At my first appointment, I went into a very small room with an intern, Tyler, who made a number of assessments that involved me bending and twisting and stretching, standing up and lying down and sitting, while Tyler said things like:
“Do you mind if I lift the back of your shirt?”
“Do you mind if I touch your hips?”
“Bend forward.”
“Bend backward.”
“When I do this, do you feel better or worse?”
The claustrophobic space, and us so close in it, made me want to giggle or crack a joke. But I remained dignified and managed to act like people ask to touch my hips every day.
In subsequent appointments I've become used to the routine, and used to working on my exercises with three or four different people as well as Tyler. In the gym area, my legs get wrapped up in latex bands, and I contort myself in various ways in the interest of healing, and through it all there's usually a therapist or assistant sitting nearby making conversation, asking about my life and my writing and, of course, how my pain is.
Back in the little room where we work on my torsion, we always begin with me on my stomach, and the polite request:
“Do you mind if I lift the back of your shirt?”
Oh, Tyler, I want to say, don't we know each other well enough now that you needn't ask?
He prods my lower back, in search of the tender spot which, even though it's the source of pain all the way down to my right hamstring, is deep in my body and sometimes hard to find. When he does find it, I feel a little zing of satisfaction and relief (along with a larger zing of ouch) that that there's evidence of something really there.
When I turn over, there's a lot of purposeful pressing of my pelvic region—where apparently my hip flexors reside—as well as hoisting and propping of my legs onto Tyler's, and, oddly, sometimes being cradled, almost like a baby, for long minutes while we discuss the World Series and the changing weather. This is called a “positional release.”
It's an intimate transaction, between two people with no history and no future.
My friend Mike's father is a physical therapist, and Mike says that his dad's work is to “prepare people to engage with their lives, in ways they love, as fully as they can.” Mike, a writer, feels the work of the artist is in many ways the same. He may be right, even if the patient is only the artist herself.
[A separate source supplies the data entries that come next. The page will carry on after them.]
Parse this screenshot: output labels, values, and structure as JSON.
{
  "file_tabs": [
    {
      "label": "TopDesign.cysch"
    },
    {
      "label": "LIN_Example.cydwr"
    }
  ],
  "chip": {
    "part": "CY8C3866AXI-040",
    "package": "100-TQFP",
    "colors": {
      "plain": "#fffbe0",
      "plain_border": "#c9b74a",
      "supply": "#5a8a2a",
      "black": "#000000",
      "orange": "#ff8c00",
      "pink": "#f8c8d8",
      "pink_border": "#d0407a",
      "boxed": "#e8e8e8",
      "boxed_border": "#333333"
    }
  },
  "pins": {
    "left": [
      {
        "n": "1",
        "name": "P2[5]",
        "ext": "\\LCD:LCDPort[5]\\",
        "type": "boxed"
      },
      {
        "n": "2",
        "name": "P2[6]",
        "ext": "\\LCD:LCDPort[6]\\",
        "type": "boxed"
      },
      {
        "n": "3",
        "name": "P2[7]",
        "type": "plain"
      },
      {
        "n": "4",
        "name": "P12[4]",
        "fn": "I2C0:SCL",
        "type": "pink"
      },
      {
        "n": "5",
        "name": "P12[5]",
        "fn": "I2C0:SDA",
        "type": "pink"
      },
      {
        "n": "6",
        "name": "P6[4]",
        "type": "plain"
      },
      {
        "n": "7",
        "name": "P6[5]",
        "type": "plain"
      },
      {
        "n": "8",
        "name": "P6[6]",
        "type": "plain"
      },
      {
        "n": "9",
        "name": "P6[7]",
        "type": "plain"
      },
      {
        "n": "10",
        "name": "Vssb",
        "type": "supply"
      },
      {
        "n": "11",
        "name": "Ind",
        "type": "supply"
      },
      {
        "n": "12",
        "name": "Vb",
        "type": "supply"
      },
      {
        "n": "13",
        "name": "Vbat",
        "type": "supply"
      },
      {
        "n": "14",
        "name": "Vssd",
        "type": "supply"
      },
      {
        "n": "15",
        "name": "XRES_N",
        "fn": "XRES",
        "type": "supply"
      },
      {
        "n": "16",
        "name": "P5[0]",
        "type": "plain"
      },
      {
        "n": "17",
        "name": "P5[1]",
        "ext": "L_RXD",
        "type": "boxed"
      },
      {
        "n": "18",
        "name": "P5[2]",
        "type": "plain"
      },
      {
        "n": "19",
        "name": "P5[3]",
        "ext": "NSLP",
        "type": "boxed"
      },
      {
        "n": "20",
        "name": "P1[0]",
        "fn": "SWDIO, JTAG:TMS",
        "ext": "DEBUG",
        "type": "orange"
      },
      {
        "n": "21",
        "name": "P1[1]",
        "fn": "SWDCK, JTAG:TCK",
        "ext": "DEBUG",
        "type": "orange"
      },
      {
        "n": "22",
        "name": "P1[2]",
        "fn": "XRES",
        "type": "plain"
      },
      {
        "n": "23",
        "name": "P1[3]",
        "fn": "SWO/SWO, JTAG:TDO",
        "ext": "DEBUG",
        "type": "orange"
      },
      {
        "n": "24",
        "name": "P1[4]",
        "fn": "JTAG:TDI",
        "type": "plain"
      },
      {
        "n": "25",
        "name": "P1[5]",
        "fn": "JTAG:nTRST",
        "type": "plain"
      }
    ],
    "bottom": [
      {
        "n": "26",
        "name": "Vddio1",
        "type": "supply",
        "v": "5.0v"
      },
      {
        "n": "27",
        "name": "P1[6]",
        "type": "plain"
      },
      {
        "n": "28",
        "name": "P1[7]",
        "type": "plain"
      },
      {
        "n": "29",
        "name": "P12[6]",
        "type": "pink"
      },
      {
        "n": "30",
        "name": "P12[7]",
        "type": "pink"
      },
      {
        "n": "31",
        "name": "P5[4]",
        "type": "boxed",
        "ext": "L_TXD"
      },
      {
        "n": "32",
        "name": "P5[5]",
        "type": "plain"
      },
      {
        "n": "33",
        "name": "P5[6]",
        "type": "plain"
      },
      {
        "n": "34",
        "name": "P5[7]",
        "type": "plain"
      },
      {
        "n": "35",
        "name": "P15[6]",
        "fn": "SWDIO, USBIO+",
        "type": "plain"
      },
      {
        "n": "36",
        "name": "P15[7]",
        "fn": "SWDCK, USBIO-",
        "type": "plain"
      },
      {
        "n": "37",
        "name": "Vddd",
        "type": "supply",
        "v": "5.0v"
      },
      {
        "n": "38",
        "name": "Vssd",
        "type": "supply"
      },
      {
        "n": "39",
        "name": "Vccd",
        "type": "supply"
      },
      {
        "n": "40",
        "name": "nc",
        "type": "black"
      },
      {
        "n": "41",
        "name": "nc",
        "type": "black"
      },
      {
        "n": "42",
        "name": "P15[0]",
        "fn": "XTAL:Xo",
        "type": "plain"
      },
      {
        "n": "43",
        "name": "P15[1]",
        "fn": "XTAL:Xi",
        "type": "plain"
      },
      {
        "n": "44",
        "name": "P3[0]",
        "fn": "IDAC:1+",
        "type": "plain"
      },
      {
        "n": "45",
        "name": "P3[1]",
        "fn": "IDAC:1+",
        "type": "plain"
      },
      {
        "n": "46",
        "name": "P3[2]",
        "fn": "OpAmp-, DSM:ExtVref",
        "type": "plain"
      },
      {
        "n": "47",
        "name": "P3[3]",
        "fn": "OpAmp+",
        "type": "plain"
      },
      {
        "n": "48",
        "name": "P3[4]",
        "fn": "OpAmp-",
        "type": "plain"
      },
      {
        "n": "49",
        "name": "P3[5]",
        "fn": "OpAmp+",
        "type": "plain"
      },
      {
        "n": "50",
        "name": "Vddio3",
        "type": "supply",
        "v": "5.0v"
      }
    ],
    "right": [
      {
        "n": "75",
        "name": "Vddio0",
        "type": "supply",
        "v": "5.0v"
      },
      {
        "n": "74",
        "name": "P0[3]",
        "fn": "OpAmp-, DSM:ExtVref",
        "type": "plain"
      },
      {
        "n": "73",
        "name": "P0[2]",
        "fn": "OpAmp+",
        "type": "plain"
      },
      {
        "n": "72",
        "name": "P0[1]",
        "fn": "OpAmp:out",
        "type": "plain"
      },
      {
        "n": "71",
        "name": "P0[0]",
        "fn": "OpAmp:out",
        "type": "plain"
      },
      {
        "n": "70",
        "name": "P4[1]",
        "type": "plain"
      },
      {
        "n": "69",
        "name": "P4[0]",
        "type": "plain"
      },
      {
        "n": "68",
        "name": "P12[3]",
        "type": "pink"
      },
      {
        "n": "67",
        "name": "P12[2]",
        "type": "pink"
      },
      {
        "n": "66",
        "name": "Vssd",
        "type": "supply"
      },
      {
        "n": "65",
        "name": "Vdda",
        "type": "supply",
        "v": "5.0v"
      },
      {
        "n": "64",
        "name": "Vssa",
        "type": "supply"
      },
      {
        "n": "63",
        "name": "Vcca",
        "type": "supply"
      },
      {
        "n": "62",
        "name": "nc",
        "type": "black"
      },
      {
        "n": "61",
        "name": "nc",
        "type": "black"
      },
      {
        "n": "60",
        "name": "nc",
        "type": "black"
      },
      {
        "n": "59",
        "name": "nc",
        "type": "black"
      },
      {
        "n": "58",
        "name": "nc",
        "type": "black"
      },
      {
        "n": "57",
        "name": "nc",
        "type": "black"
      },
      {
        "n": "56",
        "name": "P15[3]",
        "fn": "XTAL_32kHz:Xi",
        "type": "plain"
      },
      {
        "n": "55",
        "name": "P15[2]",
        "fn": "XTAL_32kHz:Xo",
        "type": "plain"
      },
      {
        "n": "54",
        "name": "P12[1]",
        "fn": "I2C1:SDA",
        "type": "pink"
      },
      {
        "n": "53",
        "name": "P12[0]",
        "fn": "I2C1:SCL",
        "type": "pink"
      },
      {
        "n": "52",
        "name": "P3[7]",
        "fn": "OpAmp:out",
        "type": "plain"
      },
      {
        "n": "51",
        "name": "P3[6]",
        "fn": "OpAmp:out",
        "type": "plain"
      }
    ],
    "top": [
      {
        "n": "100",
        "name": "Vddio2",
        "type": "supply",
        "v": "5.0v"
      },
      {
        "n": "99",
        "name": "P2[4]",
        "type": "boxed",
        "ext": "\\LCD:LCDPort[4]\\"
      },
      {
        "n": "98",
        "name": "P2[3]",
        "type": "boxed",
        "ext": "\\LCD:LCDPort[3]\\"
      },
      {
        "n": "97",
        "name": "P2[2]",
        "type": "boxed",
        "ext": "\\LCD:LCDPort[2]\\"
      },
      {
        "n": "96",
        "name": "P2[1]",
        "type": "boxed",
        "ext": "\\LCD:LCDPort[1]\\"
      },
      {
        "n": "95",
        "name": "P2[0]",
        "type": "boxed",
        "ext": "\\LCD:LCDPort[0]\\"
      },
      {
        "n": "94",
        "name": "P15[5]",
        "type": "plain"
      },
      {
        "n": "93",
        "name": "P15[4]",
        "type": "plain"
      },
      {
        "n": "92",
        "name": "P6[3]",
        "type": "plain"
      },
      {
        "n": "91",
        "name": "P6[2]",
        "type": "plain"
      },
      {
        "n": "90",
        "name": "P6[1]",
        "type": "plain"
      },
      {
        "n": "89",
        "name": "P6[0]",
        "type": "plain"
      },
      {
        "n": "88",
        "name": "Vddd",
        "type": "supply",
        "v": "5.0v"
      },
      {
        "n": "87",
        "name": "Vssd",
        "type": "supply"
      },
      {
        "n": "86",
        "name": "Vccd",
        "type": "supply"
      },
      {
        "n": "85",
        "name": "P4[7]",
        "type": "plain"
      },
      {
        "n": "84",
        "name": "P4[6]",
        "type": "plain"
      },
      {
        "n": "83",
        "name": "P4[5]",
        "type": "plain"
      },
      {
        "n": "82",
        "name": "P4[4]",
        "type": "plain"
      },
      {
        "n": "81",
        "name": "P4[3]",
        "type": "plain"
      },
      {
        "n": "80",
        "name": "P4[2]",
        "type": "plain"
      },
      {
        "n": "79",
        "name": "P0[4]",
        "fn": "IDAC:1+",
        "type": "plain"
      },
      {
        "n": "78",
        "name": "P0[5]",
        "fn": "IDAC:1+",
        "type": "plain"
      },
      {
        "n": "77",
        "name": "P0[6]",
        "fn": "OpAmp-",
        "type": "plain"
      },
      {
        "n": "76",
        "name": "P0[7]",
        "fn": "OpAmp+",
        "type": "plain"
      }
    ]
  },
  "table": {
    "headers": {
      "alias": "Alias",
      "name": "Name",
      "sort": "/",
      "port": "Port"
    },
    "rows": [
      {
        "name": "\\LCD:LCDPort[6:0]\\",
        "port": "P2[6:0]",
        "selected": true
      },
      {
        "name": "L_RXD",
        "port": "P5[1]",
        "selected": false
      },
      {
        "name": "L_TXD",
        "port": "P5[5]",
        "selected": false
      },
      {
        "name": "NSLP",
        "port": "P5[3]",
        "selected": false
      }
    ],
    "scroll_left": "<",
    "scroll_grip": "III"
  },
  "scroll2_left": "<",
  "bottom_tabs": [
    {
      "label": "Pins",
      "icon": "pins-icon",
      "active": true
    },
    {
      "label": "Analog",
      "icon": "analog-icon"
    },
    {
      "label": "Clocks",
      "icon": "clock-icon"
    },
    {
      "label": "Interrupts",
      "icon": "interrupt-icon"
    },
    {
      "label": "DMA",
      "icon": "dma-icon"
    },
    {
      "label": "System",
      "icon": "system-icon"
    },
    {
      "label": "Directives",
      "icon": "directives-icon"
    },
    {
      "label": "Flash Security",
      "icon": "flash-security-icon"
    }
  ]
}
Writing fiction, for me, always includes a process of poking around in my psyche until I find the part that hurts, that feels bruised, that feels like a shame or a failure, something that has been so overprotected for fear of pain and injury that I now walk, so to speak, crooked.
Only by touching the part that hurts—getting into awkward and possibly embarrassing positions by bringing it into my writing, getting the emotional blood flowing again—can it begin to be understood and, maybe, a little bit relieved.
As for whether or not the same is done for the readers, a writer can't know unless we're told, which is why hearing from readers—especially teens—is one of my favorite things about the job. I do know that I've experienced deep if fleeting relief through reading, looking at art, being lost or found in a movie, or when lying on the floor with my head between stereo speakers while, for example, Pierce Pettis sings:
“Can’t make the bad stuff go away / I can offer shelter from the rain / and the wind that blows the candles out / it also fans the flame / let me give you something for the pain.”
That moment of contact in a song, a poem, a story, or a work of art does strengthen and prepare me, in some way, to engage with my life—even if only the next moment of my life. The transaction is intimate, and goes to deep places, though I may never know the writer or the singer or the painter, or he me.
At the end of each PT session, Tyler again goes looking for the sore spot in my back and usually the pain is better, less. For a day or two. This work seems as if it's meant to offer temporary but ever-progressing relief, as you heal by tiny degrees. The hope is that next time, the muscles surrounding the injured area will be slightly less stiff and protective. That you become gradually looser and more free as you move through life.
Perhaps art can do likewise, both in the work of making it and receiving it.
I'm far enough along in therapy now where I can do all the exercises alone, at home and at the gym. Tyler has moved on to a new internship. But I'll miss the point of contact where the hands of another gently search for the place where something is wrong, and offer relief.